Following the old adage that the personal is indeed political, I am proud of my activism — albeit with age it’s more verbal than active — but at the same time I am committed to creating a safe and empathic environment for my patients.

As an analyst, my role is not to educate about politics or to explore prejudice even if what I hear is hostile bigotry. Yet, when I am confronted with thinking that I find offensive or culturally dangerous (albeit only verbal), my emotional response is the same as it would be outside the office. Do I remain silent? Will my own need for exploration represent my agenda rather than that of my patient? And how do I prevent such thinking from influencing my view of that patient?

Fortunately I am not confronted with this dilemma often. When it has happened, I have remained silent and let myself be with my counter-transferential feelings. But this does leave me wondering as to what might be a helpful and ethical intervention.

A patient of mine had consistently expressed his dislike of lesbians. When he was particularly angry, he referred to them as “cunts.” Since I’m very sensitive to sexism, the use of that word left me bristling. Because I continually remind patients that I want to hear all their feelings, I never responded. But I did struggle silently with whether to explore his animosity (my own agenda) or continually listen as he expressed his anger. Although we often worked on his anger issues, when he used that word I ultimately held and respected his feelings with silence. I often wondered if there would come a point when I might lead my patient to explore his prejudicial views. That time never came.
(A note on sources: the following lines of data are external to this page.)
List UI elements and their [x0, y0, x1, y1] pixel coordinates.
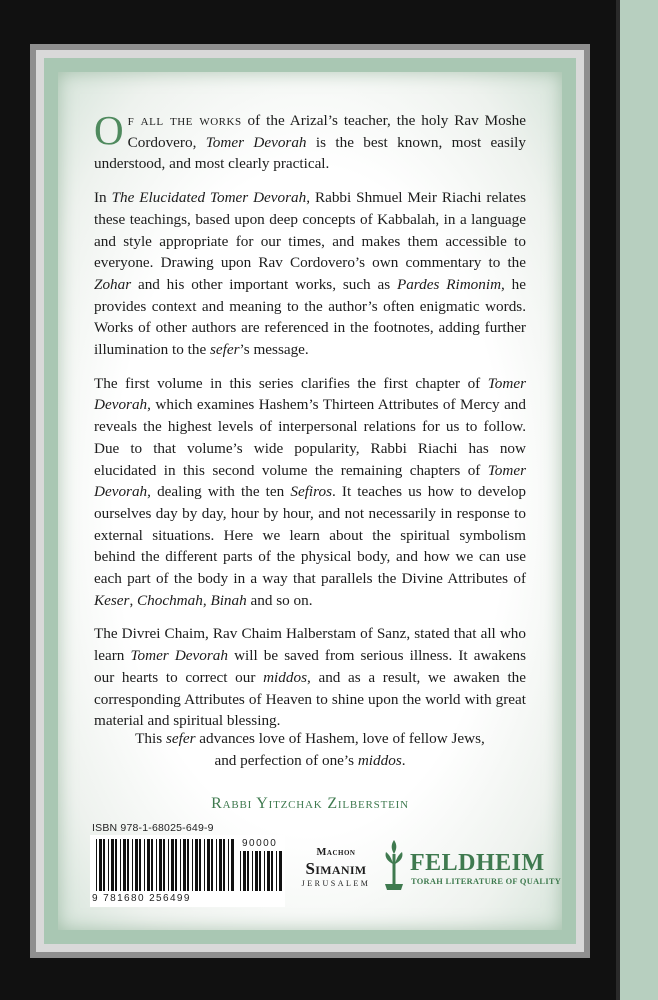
barcode-bar [279, 851, 282, 891]
barcode-bar [187, 839, 189, 891]
barcode-bar [216, 839, 217, 891]
barcode-bar [240, 851, 241, 891]
barcode-bar [156, 839, 157, 891]
book-spine [620, 0, 658, 1000]
endorsement-quote: This sefer advances love of Hashem, love of fellow Jews, and perfection of one’s middos. [135, 730, 485, 769]
barcode-bar [228, 839, 229, 891]
barcode-bar [276, 851, 277, 891]
barcode-bar [115, 839, 117, 891]
machon-line-3: JERUSALEM [301, 878, 371, 888]
barcode-bar [255, 851, 258, 891]
blurb-paragraph-1: Of all the works of the Arizal’s teacher, the holy Rav Moshe Cordovero, Tomer Devorah is the best known, most easily understood, and most clearly practical. [94, 107, 526, 173]
barcode-bar [147, 839, 150, 891]
barcode-bar [111, 839, 114, 891]
barcode-bar [271, 851, 273, 891]
barcode-bar [132, 839, 133, 891]
barcode-bar [123, 839, 126, 891]
barcode-bar [168, 839, 169, 891]
feldheim-tagline: TORAH LITERATURE OF QUALITY [411, 877, 562, 886]
barcode-bar [247, 851, 249, 891]
barcode-bar [144, 839, 145, 891]
machon-line-1: Machon [316, 847, 356, 858]
machon-simanim-logo [296, 848, 376, 888]
barcode-bar [223, 839, 225, 891]
blurb-body [94, 107, 527, 744]
barcode-bar [267, 851, 270, 891]
barcode-bar [204, 839, 205, 891]
barcode-bar [183, 839, 186, 891]
barcode-main-bars [96, 839, 234, 891]
barcode-bar [252, 851, 253, 891]
drop-cap: O [94, 107, 124, 153]
blurb-paragraph-2: In The Elucidated Tomer Devorah, Rabbi Shmuel Meir Riachi relates these teachings, based upon deep concepts of Kabbalah, in a language and style appropriate for our times, and makes them accessible to everyone. Drawing upon Rav Cordovero’s own commentary to the Zohar and his other important works, such as Pardes Rimonim, he provides context and meaning to the author’s often enigmatic words. Works of other authors are referenced in the footnotes, adding further illumination to the sefer’s message. [94, 189, 527, 359]
barcode-bar [199, 839, 201, 891]
barcode-bar [171, 839, 174, 891]
barcode-bar [219, 839, 222, 891]
barcode-bar [151, 839, 153, 891]
barcode-bar [96, 839, 97, 891]
barcode-bar [259, 851, 261, 891]
barcode-bar [192, 839, 193, 891]
barcode-bar [175, 839, 177, 891]
barcode-bar [231, 839, 234, 891]
blurb-paragraph-3: The first volume in this series clarifies the first chapter of Tomer Devorah, which examines Hashem’s Thirteen Attributes of Mercy and reveals the highest levels of interpersonal relations for us to follow. Due to that volume’s wide popularity, Rabbi Riachi has now elucidated in this second volume the remaining chapters of Tomer Devorah, dealing with the ten Sefiros. It teaches us how to develop ourselves day by day, hour by hour, and not necessarily in response to external situations. Here we learn about the spiritual symbolism behind the different parts of the physical body, and how we can use each part of the body in a way that parallels the Divine Attributes of Keser, Chochmah, Binah and so on. [94, 374, 527, 609]
endorsement-author: Rabbi Yitzchak Zilberstein [211, 795, 409, 812]
machon-line-2: Simanim [305, 858, 367, 878]
barcode-bar [99, 839, 102, 891]
barcode-bar [159, 839, 162, 891]
barcode-bar [127, 839, 129, 891]
barcode-addon-digits: 90000 [242, 838, 278, 849]
isbn-label: ISBN 978-1-68025-649-9 [92, 822, 214, 834]
feldheim-logo-text: FELDHEIM [410, 850, 545, 876]
barcode-bar [108, 839, 109, 891]
barcode-bar [195, 839, 198, 891]
barcode [90, 835, 285, 907]
barcode-bar [120, 839, 121, 891]
barcode-bar [139, 839, 141, 891]
barcode-bar [163, 839, 165, 891]
barcode-digits: 9 781680 256499 [92, 893, 191, 904]
barcode-bar [103, 839, 105, 891]
barcode-bar [264, 851, 265, 891]
barcode-bar [135, 839, 138, 891]
barcode-addon-bars [240, 851, 282, 891]
barcode-bar [243, 851, 246, 891]
barcode-bar [211, 839, 213, 891]
barcode-bar [207, 839, 210, 891]
feldheim-tree-icon [381, 838, 407, 892]
blurb-paragraph-4: The Divrei Chaim, Rav Chaim Halberstam of Sanz, stated that all who learn Tomer Devorah will be saved from serious illness. It awakens our hearts to correct our middos, and as a result, we awaken the corresponding Attributes of Heaven to shine upon the world with great material and spiritual blessing. [94, 625, 526, 730]
barcode-bar [180, 839, 181, 891]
Many years ago I had a patient who was conservative politically and had no patience, sympathy, or understanding of minorities’ position in society. At one point he referred to Hitler as a great man. I asked him what he meant by that and he referred to Hitler’s power. I did not go any further with the comment, thinking that to do so may feel to him like an attack. Nothing else was said by this patient during the time I saw him that would allude again to the Hitler comment. That comment still haunts me all these years later. I often wonder if and how I might have responded differently to hearing something so abhorrent.

While these are extreme examples, there have been many subtler examples that contribute to this same dilemma. I wonder how much of my commitment to bettering society might extend to my one-on-one relationships with patients. Although I always err on the side of caution, I continually wrestle with how my silence as a therapist ultimately conflicts with my passionate political commitment to affect change.